In prior art devices such as that taught in U.S. Pat. No. 4,030,890, solar energy (sunlight) is converted into thermal energy (heat) through mechanical means and with attendant energy losses. This thermal energy is then transferred, with additional energy losses, through metallic interfaces to the reactant (water) until sufficient thermal energy has been transferred to the water to bring about its thermal decomposition. Such devices have several major disadvantages. They rely solely on thermal energy to promote dissociation. Thus, they do not take advantage of the ability of certain frequencies of the light spectrum, primarily the near ultraviolet wave ranges to fracture the molecular bonds in the molecules of water vapor, causing direct dissociation through the medium of wave form irradiation. This phenomenon is known as photolysis, or the photolytic effect of the ultraviolet radiation in sunlight upon the molecular bonds in water vapor molecules. When combined with the known effects of high thermal energy levels upon water vapor molecules to cause direct thermal decomposition of the water into elemental and molecular hydrogen and oxygen, the photolytic effect permits a given rate of decomposition to take place at lower temperatures, and with greater efficiency of energy utilization than if thermal energy alone is employed. The combined effects of high thermal energy and photolytic effect of ultraviolet radiation allow dissociation of water vapor to take place at a greater rate than if thermal energy alone is employed.
The mechanism through which this combined reaction takes place is believed to be as follows:
First, a portion of the concentrated incoming radiant energy (sunlight) primarily the infra-red frequencies (wave-lengths of approximately 10.sup.4 to 10.sup.6 angstroms) is converted to thermal energy (heat) upon contact with water vapor. This thermal energy is then absorbed by the molecules of the water vapor, agitating (heating) the water molecules and gradually increasing the frequency level of molecular vibrations to the level required for rupture of the molecular bonds and dissociation of the water molecules into their components. It is known that the level of thermal energy required for this molecular dissociation is extremely high, in excess of 3000.degree. K. at standard pressure.
Second, radiant wave form energy in the form of concentrated sunlight directly bombards the agitated molecular bonds of the water vapor molecules and the near ultra-violet wave lengths (approximately 10.sup.2 to 10.sup.3 angstroms) of the light spectrum directly excite the vibrational level of the molecular bonds beyond the level required for fracturing of the molecular bonds resulting in the dissociation of the water molecules into atoms molecules and ions of hydrogen (H+, H.sub.2) and oxygen (O, O.sub.2), and hydroxyl radicals (OH). Thus, the near ultra-violet wave frequencies of the natural light spectrum can supply additional energy for breaking the molecular bonds in water vapor. Therefore, concentrated ultra violet energy in combination with high levels of thermal energy can allow a given rate of direct dissociation of the molecules of water vapor to take place at lower thermal energy levels and with greater energy utilization efficiencies than if thermal energy alone is employed. Conversely, at a given level of thermal energy, dissociation of water vapor molecules will proceed at a greater rate.
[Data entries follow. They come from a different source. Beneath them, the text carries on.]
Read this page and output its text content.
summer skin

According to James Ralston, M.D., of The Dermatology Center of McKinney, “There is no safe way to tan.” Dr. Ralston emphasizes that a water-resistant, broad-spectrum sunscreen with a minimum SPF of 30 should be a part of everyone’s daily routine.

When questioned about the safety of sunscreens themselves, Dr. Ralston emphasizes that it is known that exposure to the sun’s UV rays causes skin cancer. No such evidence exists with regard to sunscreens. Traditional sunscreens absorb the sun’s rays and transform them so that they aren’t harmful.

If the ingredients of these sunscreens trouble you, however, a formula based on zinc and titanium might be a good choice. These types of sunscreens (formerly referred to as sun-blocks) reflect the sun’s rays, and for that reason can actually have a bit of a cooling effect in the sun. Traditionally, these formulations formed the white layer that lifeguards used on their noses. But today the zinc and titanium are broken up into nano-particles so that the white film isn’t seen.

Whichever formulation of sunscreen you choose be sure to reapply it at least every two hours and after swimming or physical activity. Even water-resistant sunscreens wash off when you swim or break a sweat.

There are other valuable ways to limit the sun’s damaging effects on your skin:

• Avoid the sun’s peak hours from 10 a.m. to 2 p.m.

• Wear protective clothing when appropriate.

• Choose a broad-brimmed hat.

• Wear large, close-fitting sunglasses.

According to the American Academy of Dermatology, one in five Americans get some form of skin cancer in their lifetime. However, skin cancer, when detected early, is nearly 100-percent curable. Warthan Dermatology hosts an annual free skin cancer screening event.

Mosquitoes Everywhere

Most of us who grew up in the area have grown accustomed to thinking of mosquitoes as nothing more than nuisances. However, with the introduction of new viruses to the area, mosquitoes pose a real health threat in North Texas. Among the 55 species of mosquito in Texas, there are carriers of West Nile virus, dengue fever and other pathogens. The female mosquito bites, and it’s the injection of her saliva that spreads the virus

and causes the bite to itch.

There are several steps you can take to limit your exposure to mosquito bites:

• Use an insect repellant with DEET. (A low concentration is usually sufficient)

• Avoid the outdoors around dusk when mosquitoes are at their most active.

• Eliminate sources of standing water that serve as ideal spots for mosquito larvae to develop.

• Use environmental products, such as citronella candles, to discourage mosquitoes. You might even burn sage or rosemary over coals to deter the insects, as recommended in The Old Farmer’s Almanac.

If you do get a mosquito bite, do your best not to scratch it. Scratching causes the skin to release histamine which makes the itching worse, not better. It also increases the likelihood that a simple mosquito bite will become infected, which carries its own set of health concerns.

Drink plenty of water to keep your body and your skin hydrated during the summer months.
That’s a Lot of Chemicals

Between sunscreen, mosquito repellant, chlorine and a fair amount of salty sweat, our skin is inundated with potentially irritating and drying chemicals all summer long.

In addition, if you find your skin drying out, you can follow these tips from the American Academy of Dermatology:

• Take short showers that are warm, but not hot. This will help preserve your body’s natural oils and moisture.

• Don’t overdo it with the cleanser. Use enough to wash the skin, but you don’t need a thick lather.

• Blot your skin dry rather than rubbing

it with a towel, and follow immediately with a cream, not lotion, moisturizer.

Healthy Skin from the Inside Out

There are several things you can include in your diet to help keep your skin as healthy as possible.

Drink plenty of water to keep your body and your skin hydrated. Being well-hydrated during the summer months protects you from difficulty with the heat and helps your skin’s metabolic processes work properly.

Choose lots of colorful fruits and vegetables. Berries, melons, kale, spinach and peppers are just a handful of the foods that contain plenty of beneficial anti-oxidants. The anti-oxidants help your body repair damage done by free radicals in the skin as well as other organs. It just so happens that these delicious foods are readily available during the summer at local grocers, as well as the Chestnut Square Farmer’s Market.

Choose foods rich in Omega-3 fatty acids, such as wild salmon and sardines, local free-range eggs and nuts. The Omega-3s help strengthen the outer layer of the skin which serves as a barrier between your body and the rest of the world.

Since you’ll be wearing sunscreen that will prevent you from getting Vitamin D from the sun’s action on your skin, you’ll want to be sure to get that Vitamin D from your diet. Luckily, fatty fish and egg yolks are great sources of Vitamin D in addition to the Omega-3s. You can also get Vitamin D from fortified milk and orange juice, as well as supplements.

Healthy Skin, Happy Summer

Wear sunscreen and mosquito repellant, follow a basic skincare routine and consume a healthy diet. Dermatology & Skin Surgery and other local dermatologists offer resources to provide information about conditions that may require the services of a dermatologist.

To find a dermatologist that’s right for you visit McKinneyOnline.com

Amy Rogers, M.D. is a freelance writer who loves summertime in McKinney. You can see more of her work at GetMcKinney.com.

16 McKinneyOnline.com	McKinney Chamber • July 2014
The present invention takes full advantage of both the thermal and photolytic properties of solar energy (sunlight).
Thus, this invention has significant advantages over other solar energy devices.
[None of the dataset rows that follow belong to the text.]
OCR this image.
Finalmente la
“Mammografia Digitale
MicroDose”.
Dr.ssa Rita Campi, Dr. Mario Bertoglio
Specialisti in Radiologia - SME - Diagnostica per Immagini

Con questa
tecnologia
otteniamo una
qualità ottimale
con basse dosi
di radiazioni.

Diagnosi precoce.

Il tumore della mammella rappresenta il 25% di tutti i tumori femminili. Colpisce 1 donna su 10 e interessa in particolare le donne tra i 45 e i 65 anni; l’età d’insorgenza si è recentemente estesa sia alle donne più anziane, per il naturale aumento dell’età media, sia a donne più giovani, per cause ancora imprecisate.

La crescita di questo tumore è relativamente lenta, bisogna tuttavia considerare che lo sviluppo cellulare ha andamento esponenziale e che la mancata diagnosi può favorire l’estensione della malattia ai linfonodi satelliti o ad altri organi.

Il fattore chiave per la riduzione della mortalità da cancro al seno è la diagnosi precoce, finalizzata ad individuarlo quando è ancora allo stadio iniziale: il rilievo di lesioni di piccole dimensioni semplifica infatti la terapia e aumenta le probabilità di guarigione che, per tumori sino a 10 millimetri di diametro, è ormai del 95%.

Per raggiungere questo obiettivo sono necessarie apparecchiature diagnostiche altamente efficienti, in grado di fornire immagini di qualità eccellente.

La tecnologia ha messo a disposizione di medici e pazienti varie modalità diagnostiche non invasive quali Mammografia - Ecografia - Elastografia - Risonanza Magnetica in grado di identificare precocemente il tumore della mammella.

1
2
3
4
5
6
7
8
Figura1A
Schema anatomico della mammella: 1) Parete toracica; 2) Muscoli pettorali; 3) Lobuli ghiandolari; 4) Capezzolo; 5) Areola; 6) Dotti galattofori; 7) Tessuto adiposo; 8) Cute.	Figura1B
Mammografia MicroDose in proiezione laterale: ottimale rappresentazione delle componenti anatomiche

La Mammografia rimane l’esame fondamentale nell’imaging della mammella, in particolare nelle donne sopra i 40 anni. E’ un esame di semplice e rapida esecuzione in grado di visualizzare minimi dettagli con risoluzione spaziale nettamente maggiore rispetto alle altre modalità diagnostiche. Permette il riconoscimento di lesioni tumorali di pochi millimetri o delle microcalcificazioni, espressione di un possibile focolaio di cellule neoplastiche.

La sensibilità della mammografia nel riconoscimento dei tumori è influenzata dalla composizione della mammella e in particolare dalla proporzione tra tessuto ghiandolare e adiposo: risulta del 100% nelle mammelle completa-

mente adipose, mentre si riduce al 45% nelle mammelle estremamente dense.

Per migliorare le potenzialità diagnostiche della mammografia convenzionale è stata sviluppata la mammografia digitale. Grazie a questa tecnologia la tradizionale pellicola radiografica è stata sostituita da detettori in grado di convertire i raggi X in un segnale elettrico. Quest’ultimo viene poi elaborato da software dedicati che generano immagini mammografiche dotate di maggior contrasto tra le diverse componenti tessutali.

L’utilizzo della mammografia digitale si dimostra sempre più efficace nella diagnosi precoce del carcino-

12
Direct dissociation of water molecules in my invention can take place at lower thermal energy levels and with greater energy utilization, thus smaller scale collection apparatus can be employed with equivalent results, with an attendant lower capital investment.
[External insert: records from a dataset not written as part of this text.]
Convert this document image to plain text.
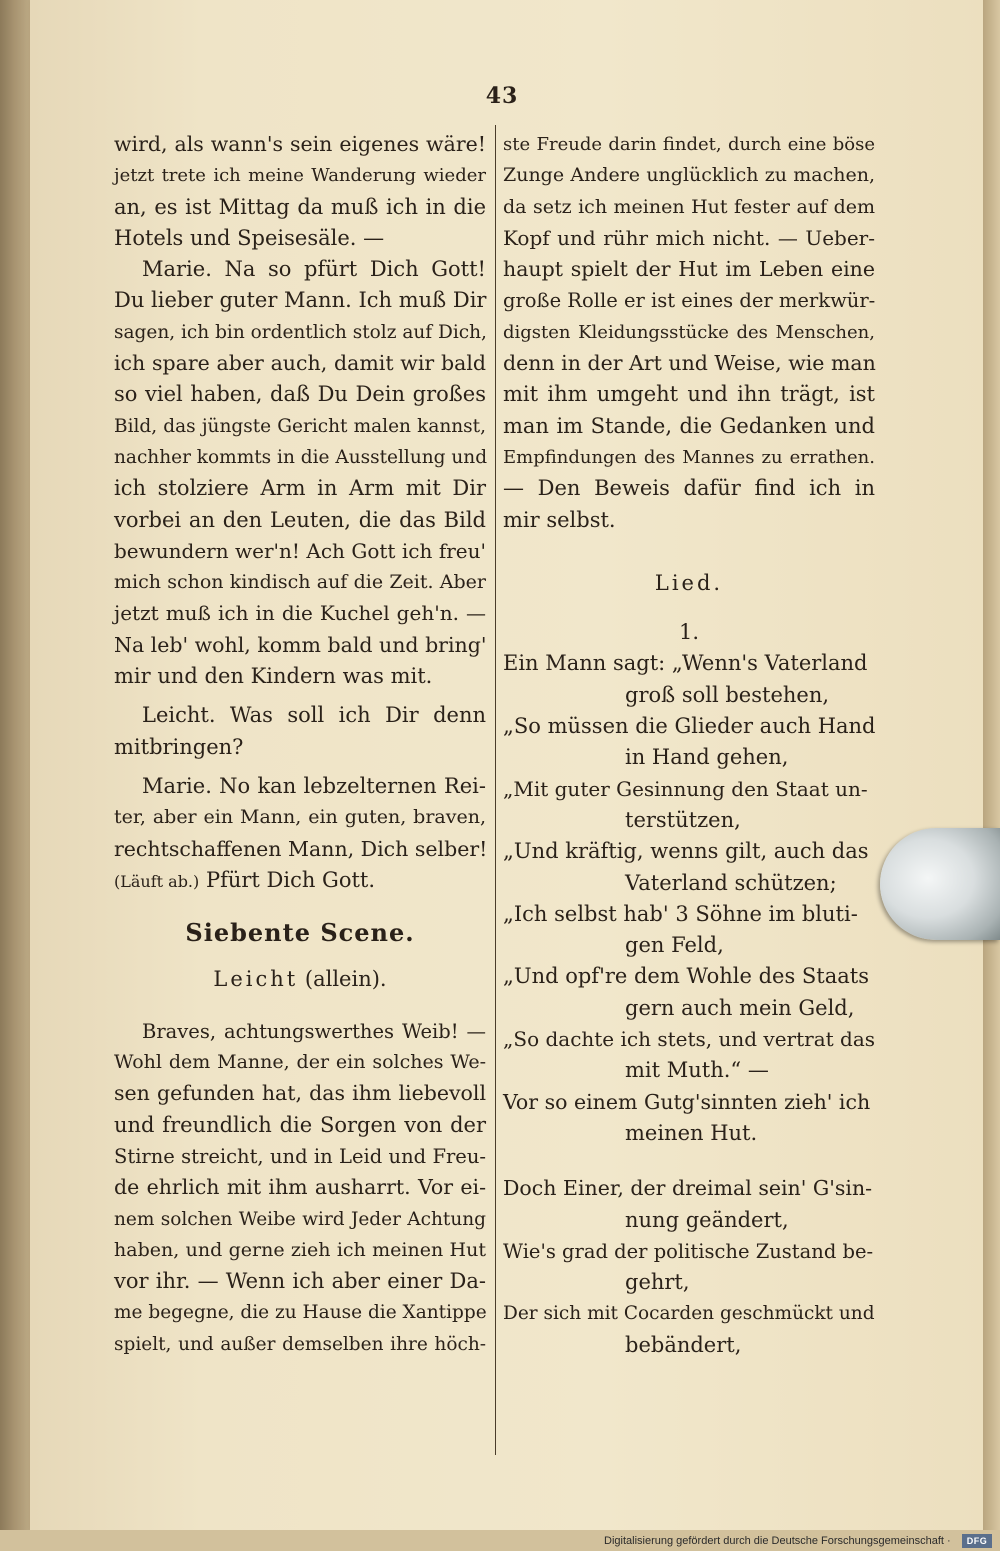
43
wird, als wann's sein eigenes wäre!
jetzt trete ich meine Wanderung wieder
an, es ist Mittag da muß ich in die
Hotels und Speisesäle. —
Marie. Na so pfürt Dich Gott!
Du lieber guter Mann. Ich muß Dir
sagen, ich bin ordentlich stolz auf Dich,
ich spare aber auch, damit wir bald
so viel haben, daß Du Dein großes
Bild, das jüngste Gericht malen kannst,
nachher kommts in die Ausstellung und
ich stolziere Arm in Arm mit Dir
vorbei an den Leuten, die das Bild
bewundern wer'n! Ach Gott ich freu'
mich schon kindisch auf die Zeit. Aber
jetzt muß ich in die Kuchel geh'n. —
Na leb' wohl, komm bald und bring'
mir und den Kindern was mit.
Leicht. Was soll ich Dir denn
mitbringen?
Marie. No kan lebzelternen Rei-
ter, aber ein Mann, ein guten, braven,
rechtschaffenen Mann, Dich selber!
(Läuft ab.) Pfürt Dich Gott.
Siebente Scene.
Leicht (allein).
Braves, achtungswerthes Weib! —
Wohl dem Manne, der ein solches We-
sen gefunden hat, das ihm liebevoll
und freundlich die Sorgen von der
Stirne streicht, und in Leid und Freu-
de ehrlich mit ihm ausharrt. Vor ei-
nem solchen Weibe wird Jeder Achtung
haben, und gerne zieh ich meinen Hut
vor ihr. — Wenn ich aber einer Da-
me begegne, die zu Hause die Xantippe
spielt, und außer demselben ihre höch-
ste Freude darin findet, durch eine böse
Zunge Andere unglücklich zu machen,
da setz ich meinen Hut fester auf dem
Kopf und rühr mich nicht. — Ueber-
haupt spielt der Hut im Leben eine
große Rolle er ist eines der merkwür-
digsten Kleidungsstücke des Menschen,
denn in der Art und Weise, wie man
mit ihm umgeht und ihn trägt, ist
man im Stande, die Gedanken und
Empfindungen des Mannes zu errathen.
— Den Beweis dafür find ich in
mir selbst.
Lied.
1.
Ein Mann sagt: „Wenn's Vaterland
groß soll bestehen,
„So müssen die Glieder auch Hand
in Hand gehen,
„Mit guter Gesinnung den Staat un-
terstützen,
„Und kräftig, wenns gilt, auch das
Vaterland schützen;
„Ich selbst hab' 3 Söhne im bluti-
gen Feld,
„Und opf're dem Wohle des Staats
gern auch mein Geld,
„So dachte ich stets, und vertrat das
mit Muth.“ —
Vor so einem Gutg'sinnten zieh' ich
meinen Hut.
Doch Einer, der dreimal sein' G'sin-
nung geändert,
Wie's grad der politische Zustand be-
gehrt,
Der sich mit Cocarden geschmückt und
bebändert,
Digitalisierung gefördert durch die Deutsche Forschungsgemeinschaft ·	DFG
Since prior art devices transmit thermal energy to the water indirectly through the wall of a metallic container, there are substantial energy losses due to the conduction transfer through the container.
The concentrated solar energy initially impacts the container wall of previously known devices directly at the extremely high temperature levels required to (a) overcome energy transfer losses and (b) sustain the extremely high internal temperatures required for direct thermal dissociation. This requires that the container be constructed of materials capable of withstanding these extremely high temperature concentrations and the rapid upward and downward temperature excursions caused by abrupt fluctuations in the level of available sunlight over extended periods without undergoing catastrophic failure e.g. by fusion, thermal shock, fracture, corrosion, embrittlement, etc. Suitable materials such as tungsten not only are very expensive, but also are very difficult to machine and manufacture.
The method of the present invention causes the concentrated solar energy to interact directly with the water vapor in the reaction chamber, avoiding direct contact of the concentrated light beam with any portion of the reaction chamber structure. Therefore, less expensive materials can be used to contain the reaction.